Difficile de dresser une cartographie exhaustive des emplois de l'antonomase, tant cette figure de sens prolifère dans les productions langagières. Aucune politique d'austérité ne saurait s'imposer à celle-ci.

Sylvain : du nom commun à l'anthroponyme, subissant lui-même une recatégorisation nominale....

Le prénom “Sylvain” est emprunté au nom féminin “silva, silvae” du latin classique (forêt, bois).  Les Silvanae étaient des déesses forestières, Silvanus le dieu des forêts.  Etymologiquement, l'adjectif silvaticus est à l'origine du mot “sauvage”. Ce prénom va s'appliquer ensuite aux petits génies champêtres (les faunes, en latin “fauni”).  Le dieu de la fécondité Faunus a été confondu avec la figure de Pan, représenté dans toute sa laideur, avec des cheveux hirsutes, une barbe broussailleuse, avec des cornes et un corps de bouc depuis la taille jusqu'aux pieds. Il n'est guère différent des satyres ou des sylvains (il est souvent confondu avec Faunus et Sylvain). Les fêtes des Lupercales rendaient un culte aux faunes, satyres et sylvains (équivalents des Egipans chez les Grecs). Le dieu Sylvain était représenté avec une serpette, une couronne de lierre, de pin, ou de cyprès.  Il servait de croquemitaine, à l'image de notre père Fouettard, pour effrayer les enfants. Un nom commun (“silva”) a donné naissance à un nom propre (Sylvain). De même, le génie rustique Satyrus, compagnon de débauche de Bacchus (du grec ), fournira par analogie le substantif “satyre” avec le sens “homme lubrique” (le terme “satire” est lié plutôt au latin “satura” indiquant un mélange littéraire de formes diverses).).  Mais le nom propre Sylvain, par ricochet, finira par générer à son tour un autre nom commun (un chèvre-pied). Il apparaît plus important dans la construction antonomasique d'identifier l'association (sylvain-divinités forestières) que dans d'autres situations de langage. Il n'est pas besoin pour un quelconque locuteur de maîtriser l'étymologie des noms communs pour valider un énoncé. Ce qui est le cas du substantif “sauvage”, lui-même dérivé de “silva” (homo silvaticus).

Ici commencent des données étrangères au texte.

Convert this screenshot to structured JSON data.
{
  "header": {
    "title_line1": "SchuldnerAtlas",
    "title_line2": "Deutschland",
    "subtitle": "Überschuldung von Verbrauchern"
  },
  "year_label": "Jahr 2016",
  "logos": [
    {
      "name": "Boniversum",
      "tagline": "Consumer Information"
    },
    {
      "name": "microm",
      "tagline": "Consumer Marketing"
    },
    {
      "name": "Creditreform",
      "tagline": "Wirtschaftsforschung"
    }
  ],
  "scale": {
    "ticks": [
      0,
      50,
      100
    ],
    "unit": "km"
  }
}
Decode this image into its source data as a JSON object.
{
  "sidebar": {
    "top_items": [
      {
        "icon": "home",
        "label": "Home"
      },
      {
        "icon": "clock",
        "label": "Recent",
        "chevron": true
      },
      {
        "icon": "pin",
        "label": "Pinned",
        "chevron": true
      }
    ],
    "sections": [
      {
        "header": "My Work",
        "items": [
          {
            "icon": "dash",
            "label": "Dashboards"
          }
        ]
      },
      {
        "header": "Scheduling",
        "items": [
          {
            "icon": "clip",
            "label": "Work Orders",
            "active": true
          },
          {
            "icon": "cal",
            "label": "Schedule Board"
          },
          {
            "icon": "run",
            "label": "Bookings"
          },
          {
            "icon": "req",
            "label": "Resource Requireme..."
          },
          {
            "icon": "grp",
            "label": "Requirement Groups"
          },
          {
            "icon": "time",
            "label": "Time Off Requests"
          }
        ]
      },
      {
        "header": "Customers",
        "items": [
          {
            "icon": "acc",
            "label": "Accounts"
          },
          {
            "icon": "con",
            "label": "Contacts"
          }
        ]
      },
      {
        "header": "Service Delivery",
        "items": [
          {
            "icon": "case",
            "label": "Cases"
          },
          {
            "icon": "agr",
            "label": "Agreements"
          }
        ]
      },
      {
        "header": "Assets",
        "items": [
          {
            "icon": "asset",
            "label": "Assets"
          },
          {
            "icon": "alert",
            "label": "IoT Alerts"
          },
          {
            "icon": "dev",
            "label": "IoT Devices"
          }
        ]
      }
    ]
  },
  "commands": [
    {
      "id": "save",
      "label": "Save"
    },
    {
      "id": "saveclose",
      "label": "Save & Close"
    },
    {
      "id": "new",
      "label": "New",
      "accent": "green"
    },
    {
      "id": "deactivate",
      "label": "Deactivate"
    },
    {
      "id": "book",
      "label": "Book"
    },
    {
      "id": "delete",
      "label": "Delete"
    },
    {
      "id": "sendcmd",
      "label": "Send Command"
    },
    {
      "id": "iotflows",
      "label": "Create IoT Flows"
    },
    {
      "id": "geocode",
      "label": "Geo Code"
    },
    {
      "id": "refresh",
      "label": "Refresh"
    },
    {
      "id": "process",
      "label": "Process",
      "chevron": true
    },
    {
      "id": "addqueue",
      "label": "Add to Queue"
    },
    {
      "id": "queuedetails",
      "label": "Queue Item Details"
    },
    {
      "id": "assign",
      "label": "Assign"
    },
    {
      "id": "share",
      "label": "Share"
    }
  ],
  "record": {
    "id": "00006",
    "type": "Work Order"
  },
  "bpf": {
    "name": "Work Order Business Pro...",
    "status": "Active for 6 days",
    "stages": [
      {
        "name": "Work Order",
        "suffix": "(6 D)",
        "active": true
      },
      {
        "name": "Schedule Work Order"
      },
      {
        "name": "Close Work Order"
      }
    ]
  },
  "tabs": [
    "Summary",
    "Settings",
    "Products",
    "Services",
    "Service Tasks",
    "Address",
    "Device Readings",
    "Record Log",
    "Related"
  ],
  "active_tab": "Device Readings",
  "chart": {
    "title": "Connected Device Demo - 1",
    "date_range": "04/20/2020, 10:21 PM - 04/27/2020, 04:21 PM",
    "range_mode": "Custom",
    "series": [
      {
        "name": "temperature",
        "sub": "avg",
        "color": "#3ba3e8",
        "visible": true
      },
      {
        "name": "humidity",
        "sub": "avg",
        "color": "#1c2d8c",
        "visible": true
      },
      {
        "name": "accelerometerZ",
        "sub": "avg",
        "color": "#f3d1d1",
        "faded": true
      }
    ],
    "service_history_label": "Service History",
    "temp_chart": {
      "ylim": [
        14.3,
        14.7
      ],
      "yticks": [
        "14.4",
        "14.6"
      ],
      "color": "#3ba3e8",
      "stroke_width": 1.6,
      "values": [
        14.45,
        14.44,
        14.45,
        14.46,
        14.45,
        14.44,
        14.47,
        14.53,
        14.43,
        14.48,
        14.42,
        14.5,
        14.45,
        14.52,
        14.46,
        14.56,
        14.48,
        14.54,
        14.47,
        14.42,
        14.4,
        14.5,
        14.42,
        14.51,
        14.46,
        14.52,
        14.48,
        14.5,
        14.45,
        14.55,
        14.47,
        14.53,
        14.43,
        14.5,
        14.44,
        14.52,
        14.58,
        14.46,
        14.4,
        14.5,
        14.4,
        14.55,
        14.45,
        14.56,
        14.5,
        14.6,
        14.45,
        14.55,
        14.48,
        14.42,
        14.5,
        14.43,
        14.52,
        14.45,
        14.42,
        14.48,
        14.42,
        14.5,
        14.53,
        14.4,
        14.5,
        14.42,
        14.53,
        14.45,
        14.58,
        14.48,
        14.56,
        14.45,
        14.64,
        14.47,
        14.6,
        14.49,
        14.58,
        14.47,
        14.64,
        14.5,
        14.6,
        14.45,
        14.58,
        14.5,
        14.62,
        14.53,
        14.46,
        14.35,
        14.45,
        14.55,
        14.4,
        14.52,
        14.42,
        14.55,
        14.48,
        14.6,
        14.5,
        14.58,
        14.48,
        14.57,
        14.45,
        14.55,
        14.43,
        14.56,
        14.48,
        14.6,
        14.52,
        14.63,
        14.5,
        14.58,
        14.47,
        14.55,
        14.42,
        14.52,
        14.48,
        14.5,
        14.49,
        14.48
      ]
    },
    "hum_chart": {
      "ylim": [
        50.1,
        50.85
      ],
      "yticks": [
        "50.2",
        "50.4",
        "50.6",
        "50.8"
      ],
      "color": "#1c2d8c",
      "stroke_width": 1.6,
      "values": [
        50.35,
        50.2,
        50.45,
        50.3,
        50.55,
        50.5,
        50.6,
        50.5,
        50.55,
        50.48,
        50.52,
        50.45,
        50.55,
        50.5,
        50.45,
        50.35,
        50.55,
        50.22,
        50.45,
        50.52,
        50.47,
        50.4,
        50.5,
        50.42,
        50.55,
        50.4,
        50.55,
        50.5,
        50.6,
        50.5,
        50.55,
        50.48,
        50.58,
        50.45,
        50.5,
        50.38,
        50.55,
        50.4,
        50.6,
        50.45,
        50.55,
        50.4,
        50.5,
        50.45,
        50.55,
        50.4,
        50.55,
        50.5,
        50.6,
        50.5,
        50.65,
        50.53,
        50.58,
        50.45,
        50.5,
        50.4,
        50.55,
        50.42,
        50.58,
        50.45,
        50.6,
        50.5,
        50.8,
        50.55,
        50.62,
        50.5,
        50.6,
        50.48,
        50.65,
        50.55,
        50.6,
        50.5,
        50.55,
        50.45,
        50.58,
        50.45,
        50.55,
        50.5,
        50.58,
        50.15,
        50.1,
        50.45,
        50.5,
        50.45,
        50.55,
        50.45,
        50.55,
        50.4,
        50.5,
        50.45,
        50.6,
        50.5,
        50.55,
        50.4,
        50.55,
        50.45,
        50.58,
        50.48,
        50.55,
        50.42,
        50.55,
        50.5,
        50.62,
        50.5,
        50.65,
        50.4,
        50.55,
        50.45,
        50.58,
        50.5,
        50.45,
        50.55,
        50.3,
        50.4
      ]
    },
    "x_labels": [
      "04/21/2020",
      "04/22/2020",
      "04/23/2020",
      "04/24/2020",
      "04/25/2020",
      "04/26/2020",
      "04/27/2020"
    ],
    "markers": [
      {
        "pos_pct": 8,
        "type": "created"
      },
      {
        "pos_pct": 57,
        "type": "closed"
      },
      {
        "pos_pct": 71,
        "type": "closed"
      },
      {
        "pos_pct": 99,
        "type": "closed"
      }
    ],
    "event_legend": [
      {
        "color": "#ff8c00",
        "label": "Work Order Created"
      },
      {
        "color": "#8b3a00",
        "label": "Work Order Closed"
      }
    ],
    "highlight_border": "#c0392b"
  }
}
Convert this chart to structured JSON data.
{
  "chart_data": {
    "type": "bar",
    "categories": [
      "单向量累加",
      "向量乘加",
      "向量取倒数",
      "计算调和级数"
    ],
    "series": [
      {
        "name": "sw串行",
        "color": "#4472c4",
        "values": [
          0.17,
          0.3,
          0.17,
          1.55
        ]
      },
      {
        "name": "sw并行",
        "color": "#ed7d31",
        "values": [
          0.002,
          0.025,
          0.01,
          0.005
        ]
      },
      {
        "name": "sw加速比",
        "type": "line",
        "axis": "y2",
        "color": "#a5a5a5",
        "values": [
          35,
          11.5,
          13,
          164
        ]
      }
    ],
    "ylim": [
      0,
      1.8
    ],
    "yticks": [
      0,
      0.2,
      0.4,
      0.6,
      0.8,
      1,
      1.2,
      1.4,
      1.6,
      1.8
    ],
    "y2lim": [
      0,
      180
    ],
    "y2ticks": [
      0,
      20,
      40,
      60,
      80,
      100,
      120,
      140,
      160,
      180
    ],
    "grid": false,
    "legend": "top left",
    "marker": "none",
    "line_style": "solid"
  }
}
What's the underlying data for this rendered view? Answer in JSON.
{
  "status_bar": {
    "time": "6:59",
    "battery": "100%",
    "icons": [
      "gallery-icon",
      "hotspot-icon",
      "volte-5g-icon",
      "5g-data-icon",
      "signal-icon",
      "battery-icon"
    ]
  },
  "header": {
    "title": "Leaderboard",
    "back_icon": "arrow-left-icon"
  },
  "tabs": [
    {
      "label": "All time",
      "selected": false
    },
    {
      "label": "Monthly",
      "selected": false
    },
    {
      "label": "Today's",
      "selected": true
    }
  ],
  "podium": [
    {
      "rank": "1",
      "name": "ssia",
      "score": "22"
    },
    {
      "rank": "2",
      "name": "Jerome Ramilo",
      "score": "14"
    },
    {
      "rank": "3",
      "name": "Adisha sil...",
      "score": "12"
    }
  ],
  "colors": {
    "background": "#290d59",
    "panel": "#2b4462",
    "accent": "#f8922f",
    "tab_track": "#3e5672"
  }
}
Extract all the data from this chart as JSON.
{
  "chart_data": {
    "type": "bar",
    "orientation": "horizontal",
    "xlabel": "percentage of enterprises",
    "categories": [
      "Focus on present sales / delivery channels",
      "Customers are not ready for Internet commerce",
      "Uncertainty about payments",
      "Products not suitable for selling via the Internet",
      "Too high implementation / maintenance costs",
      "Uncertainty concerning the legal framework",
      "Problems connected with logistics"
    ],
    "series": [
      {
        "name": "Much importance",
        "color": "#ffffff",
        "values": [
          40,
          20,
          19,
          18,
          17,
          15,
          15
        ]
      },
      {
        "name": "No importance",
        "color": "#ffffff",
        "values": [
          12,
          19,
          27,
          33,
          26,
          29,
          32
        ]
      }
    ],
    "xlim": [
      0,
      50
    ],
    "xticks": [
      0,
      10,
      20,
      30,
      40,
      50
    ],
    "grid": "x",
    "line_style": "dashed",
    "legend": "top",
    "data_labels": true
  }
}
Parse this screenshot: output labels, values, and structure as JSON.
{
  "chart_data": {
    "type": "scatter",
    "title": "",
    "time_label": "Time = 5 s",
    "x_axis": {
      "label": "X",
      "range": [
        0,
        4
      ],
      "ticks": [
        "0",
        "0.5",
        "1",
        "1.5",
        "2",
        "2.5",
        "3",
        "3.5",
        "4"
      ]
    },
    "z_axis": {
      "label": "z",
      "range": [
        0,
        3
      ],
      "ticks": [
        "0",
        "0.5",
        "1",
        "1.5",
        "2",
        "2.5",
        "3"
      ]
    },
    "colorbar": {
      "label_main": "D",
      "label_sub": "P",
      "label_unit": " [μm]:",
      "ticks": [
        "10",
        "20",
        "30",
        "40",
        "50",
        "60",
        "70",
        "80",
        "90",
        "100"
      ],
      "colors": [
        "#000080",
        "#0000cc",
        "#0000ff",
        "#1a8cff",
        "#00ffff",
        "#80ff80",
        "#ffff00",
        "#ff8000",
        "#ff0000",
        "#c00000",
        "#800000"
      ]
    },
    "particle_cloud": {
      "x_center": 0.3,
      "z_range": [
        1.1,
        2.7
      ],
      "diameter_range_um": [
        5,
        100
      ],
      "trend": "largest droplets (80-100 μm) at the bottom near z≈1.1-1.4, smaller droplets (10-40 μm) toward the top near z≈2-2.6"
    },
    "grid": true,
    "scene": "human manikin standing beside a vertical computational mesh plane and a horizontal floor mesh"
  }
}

Antonomases dérivées de patronymes : se faire nom pour se faire un nom...

La langue laisse traîner de nombreuses notices biographiques. Une mansarde (fenêtre en mansarde, logement mansardisé, grenier mansardé) rappelle l'invention du comble brisé par l'architecte François Mansart [1598-1666].

La « tontine » est une technique patrimoniale (le plus ancien type de contrat d'assurance vie) datant du XVIIème siècle : un pacte tontinier est une convention conclue entre des personnes qui ont acheté un bien immobilier en commun. Cette forme tient son nom de son inventeur, le banquier italien Lorenzo Tonti [1602-1684], gouverneur de la province de Gaète, proche du cardinal Mazarin. Le roi Louis XIII fera de Lorenzo Tonti le parrain du jeune Louis XIV.  Ce qui ne lui portera pas chance, puisqu'il finira emprisonné à la Bastille en 1668. La toute première « tontine » fera son apparition en France en 1689. Rien à voir donc avec les « Tontons flingueurs », titre du film de Georges Lautner. Ni avec le jeu de hasard inventé par les Romains (le « toton », par francisation du latin totum).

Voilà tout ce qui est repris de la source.